Lemalu achieves a particular depth of pathos on "Fear no more the heat o' the sun". Accompanied by the assured Belcea Quartet, Samuel Barber's "Dover Beach Op. 3", the longest continuous piece on the album at nearly eight minutes, is a moving and eloquent sea metaphor for finding love against the most dire of odds.

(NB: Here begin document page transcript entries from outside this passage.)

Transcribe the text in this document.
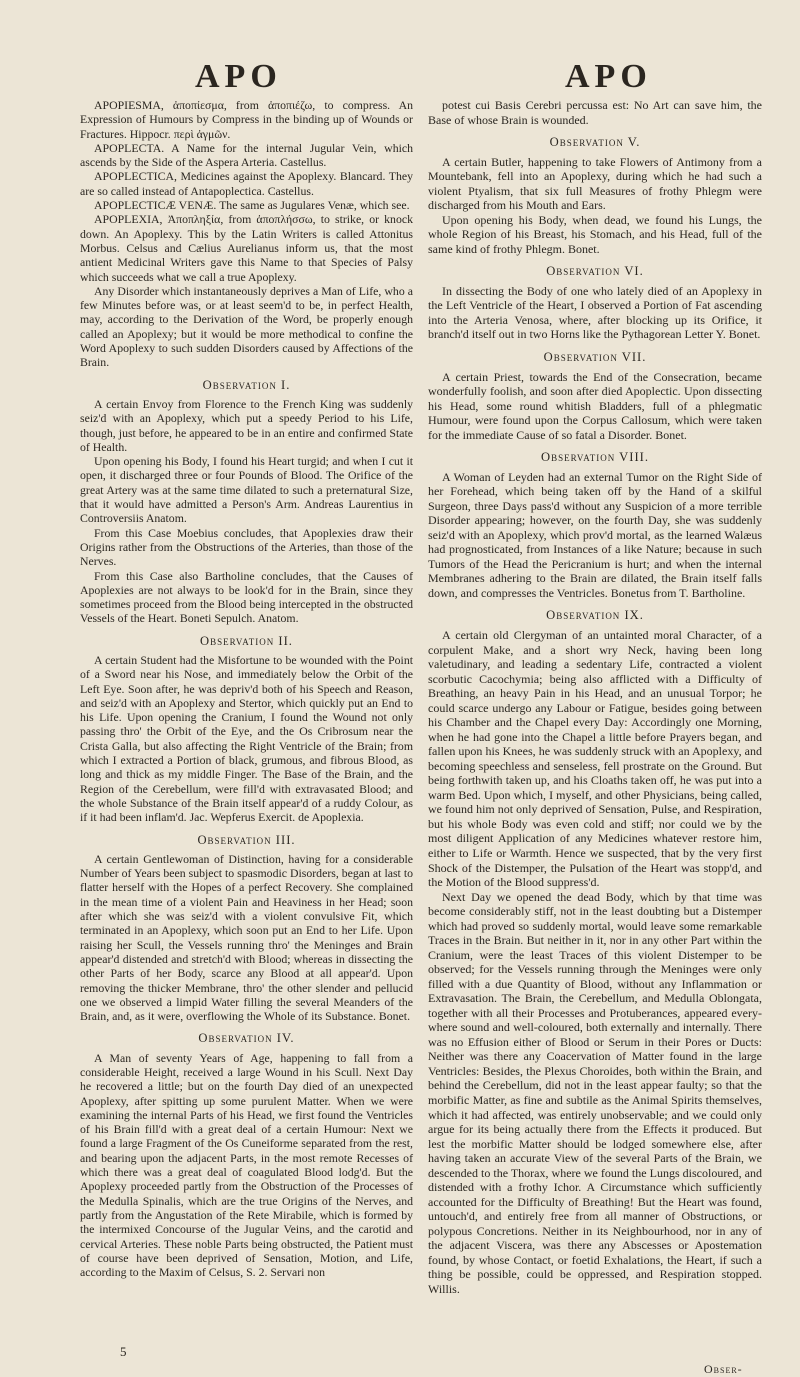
APO	APO

APOPIESMA, ἀποπίεσμα, from ἀποπιέζω, to compress. An Expression of Humours by Compress in the binding up of Wounds or Fractures. Hippocr. περὶ ἀγμῶν.

APOPLECTA. A Name for the internal Jugular Vein, which ascends by the Side of the Aspera Arteria. Castellus.

APOPLECTICA, Medicines against the Apoplexy. Blancard. They are so called instead of Antapoplectica. Castellus.

APOPLECTICÆ VENÆ. The same as Jugulares Venæ, which see.

APOPLEXIA, Ἀποπληξία, from ἀποπλήσσω, to strike, or knock down. An Apoplexy. This by the Latin Writers is called Attonitus Morbus. Celsus and Cælius Aurelianus inform us, that the most antient Medicinal Writers gave this Name to that Species of Palsy which succeeds what we call a true Apoplexy.

Any Disorder which instantaneously deprives a Man of Life, who a few Minutes before was, or at least seem'd to be, in perfect Health, may, according to the Derivation of the Word, be properly enough called an Apoplexy; but it would be more methodical to confine the Word Apoplexy to such sudden Disorders caused by Affections of the Brain.

Observation I.

A certain Envoy from Florence to the French King was suddenly seiz'd with an Apoplexy, which put a speedy Period to his Life, though, just before, he appeared to be in an entire and confirmed State of Health.

Upon opening his Body, I found his Heart turgid; and when I cut it open, it discharged three or four Pounds of Blood. The Orifice of the great Artery was at the same time dilated to such a preternatural Size, that it would have admitted a Person's Arm. Andreas Laurentius in Controversiis Anatom.

From this Case Moebius concludes, that Apoplexies draw their Origins rather from the Obstructions of the Arteries, than those of the Nerves.

From this Case also Bartholine concludes, that the Causes of Apoplexies are not always to be look'd for in the Brain, since they sometimes proceed from the Blood being intercepted in the obstructed Vessels of the Heart. Boneti Sepulch. Anatom.

Observation II.

A certain Student had the Misfortune to be wounded with the Point of a Sword near his Nose, and immediately below the Orbit of the Left Eye. Soon after, he was depriv'd both of his Speech and Reason, and seiz'd with an Apoplexy and Stertor, which quickly put an End to his Life. Upon opening the Cranium, I found the Wound not only passing thro' the Orbit of the Eye, and the Os Cribrosum near the Crista Galla, but also affecting the Right Ventricle of the Brain; from which I extracted a Portion of black, grumous, and fibrous Blood, as long and thick as my middle Finger. The Base of the Brain, and the Region of the Cerebellum, were fill'd with extravasated Blood; and the whole Substance of the Brain itself appear'd of a ruddy Colour, as if it had been inflam'd. Jac. Wepferus Exercit. de Apoplexia.

Observation III.

A certain Gentlewoman of Distinction, having for a considerable Number of Years been subject to spasmodic Disorders, began at last to flatter herself with the Hopes of a perfect Recovery. She complained in the mean time of a violent Pain and Heaviness in her Head; soon after which she was seiz'd with a violent convulsive Fit, which terminated in an Apoplexy, which soon put an End to her Life. Upon raising her Scull, the Vessels running thro' the Meninges and Brain appear'd distended and stretch'd with Blood; whereas in dissecting the other Parts of her Body, scarce any Blood at all appear'd. Upon removing the thicker Membrane, thro' the other slender and pellucid one we observed a limpid Water filling the several Meanders of the Brain, and, as it were, overflowing the Whole of its Substance. Bonet.

Observation IV.

A Man of seventy Years of Age, happening to fall from a considerable Height, received a large Wound in his Scull. Next Day he recovered a little; but on the fourth Day died of an unexpected Apoplexy, after spitting up some purulent Matter. When we were examining the internal Parts of his Head, we first found the Ventricles of his Brain fill'd with a great deal of a certain Humour: Next we found a large Fragment of the Os Cuneiforme separated from the rest, and bearing upon the adjacent Parts, in the most remote Recesses of which there was a great deal of coagulated Blood lodg'd. But the Apoplexy proceeded partly from the Obstruction of the Processes of the Medulla Spinalis, which are the true Origins of the Nerves, and partly from the Angustation of the Rete Mirabile, which is formed by the intermixed Concourse of the Jugular Veins, and the carotid and cervical Arteries. These noble Parts being obstructed, the Patient must of course have been deprived of Sensation, Motion, and Life, according to the Maxim of Celsus, S. 2. Servari non

potest cui Basis Cerebri percussa est: No Art can save him, the Base of whose Brain is wounded.

Observation V.

A certain Butler, happening to take Flowers of Antimony from a Mountebank, fell into an Apoplexy, during which he had such a violent Ptyalism, that six full Measures of frothy Phlegm were discharged from his Mouth and Ears.

Upon opening his Body, when dead, we found his Lungs, the whole Region of his Breast, his Stomach, and his Head, full of the same kind of frothy Phlegm. Bonet.

Observation VI.

In dissecting the Body of one who lately died of an Apoplexy in the Left Ventricle of the Heart, I observed a Portion of Fat ascending into the Arteria Venosa, where, after blocking up its Orifice, it branch'd itself out in two Horns like the Pythagorean Letter Y. Bonet.

Observation VII.

A certain Priest, towards the End of the Consecration, became wonderfully foolish, and soon after died Apoplectic. Upon dissecting his Head, some round whitish Bladders, full of a phlegmatic Humour, were found upon the Corpus Callosum, which were taken for the immediate Cause of so fatal a Disorder. Bonet.

Observation VIII.

A Woman of Leyden had an external Tumor on the Right Side of her Forehead, which being taken off by the Hand of a skilful Surgeon, three Days pass'd without any Suspicion of a more terrible Disorder appearing; however, on the fourth Day, she was suddenly seiz'd with an Apoplexy, which prov'd mortal, as the learned Walæus had prognosticated, from Instances of a like Nature; because in such Tumors of the Head the Pericranium is hurt; and when the internal Membranes adhering to the Brain are dilated, the Brain itself falls down, and compresses the Ventricles. Bonetus from T. Bartholine.

Observation IX.

A certain old Clergyman of an untainted moral Character, of a corpulent Make, and a short wry Neck, having been long valetudinary, and leading a sedentary Life, contracted a violent scorbutic Cacochymia; being also afflicted with a Difficulty of Breathing, an heavy Pain in his Head, and an unusual Torpor; he could scarce undergo any Labour or Fatigue, besides going between his Chamber and the Chapel every Day: Accordingly one Morning, when he had gone into the Chapel a little before Prayers began, and fallen upon his Knees, he was suddenly struck with an Apoplexy, and becoming speechless and senseless, fell prostrate on the Ground. But being forthwith taken up, and his Cloaths taken off, he was put into a warm Bed. Upon which, I myself, and other Physicians, being called, we found him not only deprived of Sensation, Pulse, and Respiration, but his whole Body was even cold and stiff; nor could we by the most diligent Application of any Medicines whatever restore him, either to Life or Warmth. Hence we suspected, that by the very first Shock of the Distemper, the Pulsation of the Heart was stopp'd, and the Motion of the Blood suppress'd.

Next Day we opened the dead Body, which by that time was become considerably stiff, not in the least doubting but a Distemper which had proved so suddenly mortal, would leave some remarkable Traces in the Brain. But neither in it, nor in any other Part within the Cranium, were the least Traces of this violent Distemper to be observed; for the Vessels running through the Meninges were only filled with a due Quantity of Blood, without any Inflammation or Extravasation. The Brain, the Cerebellum, and Medulla Oblongata, together with all their Processes and Protuberances, appeared every-where sound and well-coloured, both externally and internally. There was no Effusion either of Blood or Serum in their Pores or Ducts: Neither was there any Coacervation of Matter found in the large Ventricles: Besides, the Plexus Choroides, both within the Brain, and behind the Cerebellum, did not in the least appear faulty; so that the morbific Matter, as fine and subtile as the Animal Spirits themselves, which it had affected, was entirely unobservable; and we could only argue for its being actually there from the Effects it produced. But lest the morbific Matter should be lodged somewhere else, after having taken an accurate View of the several Parts of the Brain, we descended to the Thorax, where we found the Lungs discoloured, and distended with a frothy Ichor. A Circumstance which sufficiently accounted for the Difficulty of Breathing! But the Heart was found, untouch'd, and entirely free from all manner of Obstructions, or polypous Concretions. Neither in its Neighbourhood, nor in any of the adjacent Viscera, was there any Abscesses or Apostemation found, by whose Contact, or foetid Exhalations, the Heart, if such a thing be possible, could be oppressed, and Respiration stopped. Willis.

5
Obser-
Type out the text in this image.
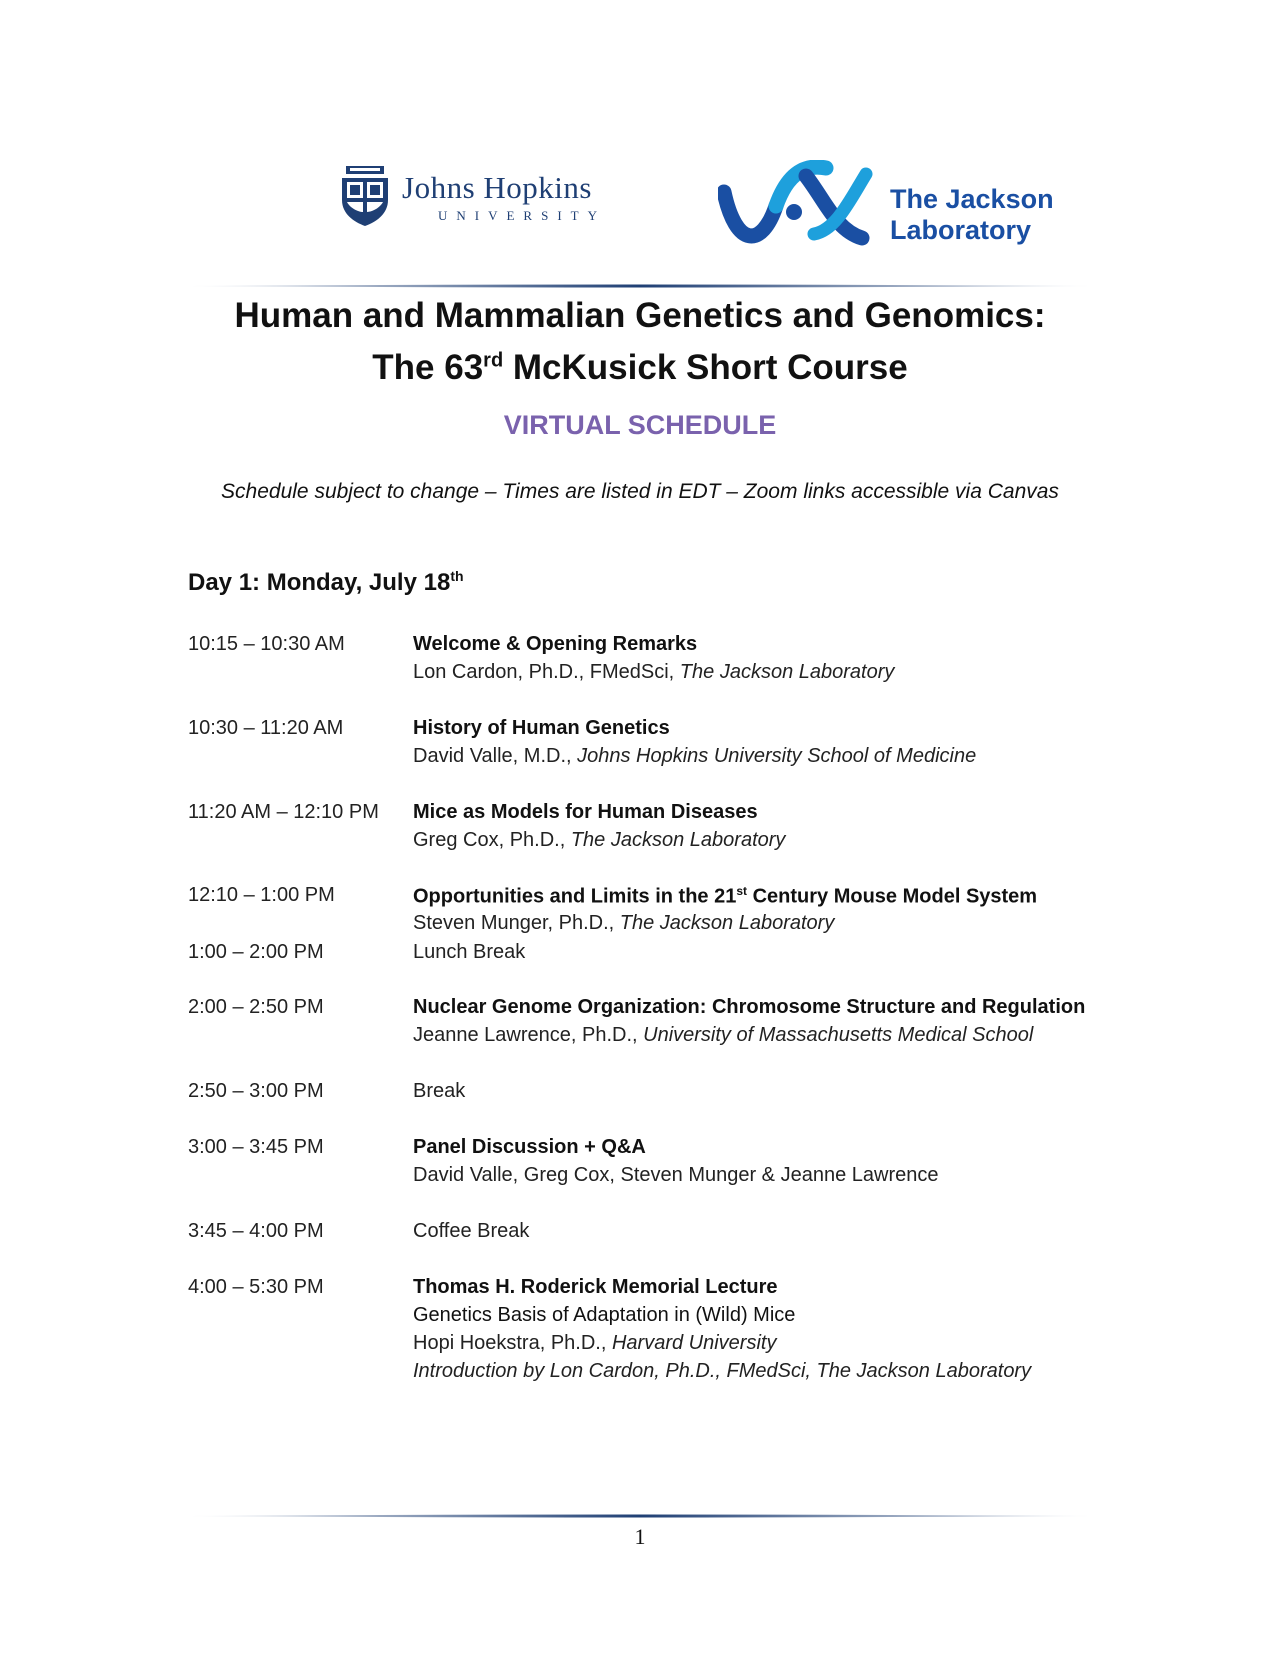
Johns Hopkins
UNIVERSITY
The Jackson
Laboratory
Human and Mammalian Genetics and Genomics:
The 63rd McKusick Short Course
VIRTUAL SCHEDULE
Schedule subject to change – Times are listed in EDT – Zoom links accessible via Canvas
Day 1: Monday, July 18th
10:15 – 10:30 AM	Welcome & Opening Remarks
Lon Cardon, Ph.D., FMedSci, The Jackson Laboratory
10:30 – 11:20 AM	History of Human Genetics
David Valle, M.D., Johns Hopkins University School of Medicine
11:20 AM – 12:10 PM Mice as Models for Human Diseases
Greg Cox, Ph.D., The Jackson Laboratory
12:10 – 1:00 PM	Opportunities and Limits in the 21st Century Mouse Model System
Steven Munger, Ph.D., The Jackson Laboratory
1:00 – 2:00 PM	Lunch Break
2:00 – 2:50 PM	Nuclear Genome Organization: Chromosome Structure and Regulation
Jeanne Lawrence, Ph.D., University of Massachusetts Medical School
2:50 – 3:00 PM	Break
3:00 – 3:45 PM	Panel Discussion + Q&A
David Valle, Greg Cox, Steven Munger & Jeanne Lawrence
3:45 – 4:00 PM	Coffee Break
4:00 – 5:30 PM	Thomas H. Roderick Memorial Lecture
Genetics Basis of Adaptation in (Wild) Mice
Hopi Hoekstra, Ph.D., Harvard University
Introduction by Lon Cardon, Ph.D., FMedSci, The Jackson Laboratory
1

The quartet shows up again to great effect on four highly atmospheric songs from George Butterworth's "Love blows as the wind blows" starting with the haunting "In the year that's come and gone" and ending with the reflective "On the way to Kew". Sounding very much like pieces from his epic "Peter Grimes", Benjamin Britten's "Tit for Tat" provides the source for three selections ideal for Lemalu's immaculate taste - the wistful "A Song of Enchantment", the mournful "Silver" and the more emphatically dramatic title song.

Richard Rodney Bennett provides three selections from "Songs Before Sleep" written expressly for Lemalu, all based on nursery rhymes, including the energetic "The Mouse and the Bumblebee" and the pensive "As I walked by myself". The comical side of Lemalu's personality pops out in William Bolcom's "Cabaret Songs", the first two bordering precariously on camp - the Kurt Weill-sounding "Black Max" about a dastardly pimp, the quixotic "George" about the life and death of a drag queen, and the moving "Waitin". This is an exquisite recording of a major talent that continues to grow.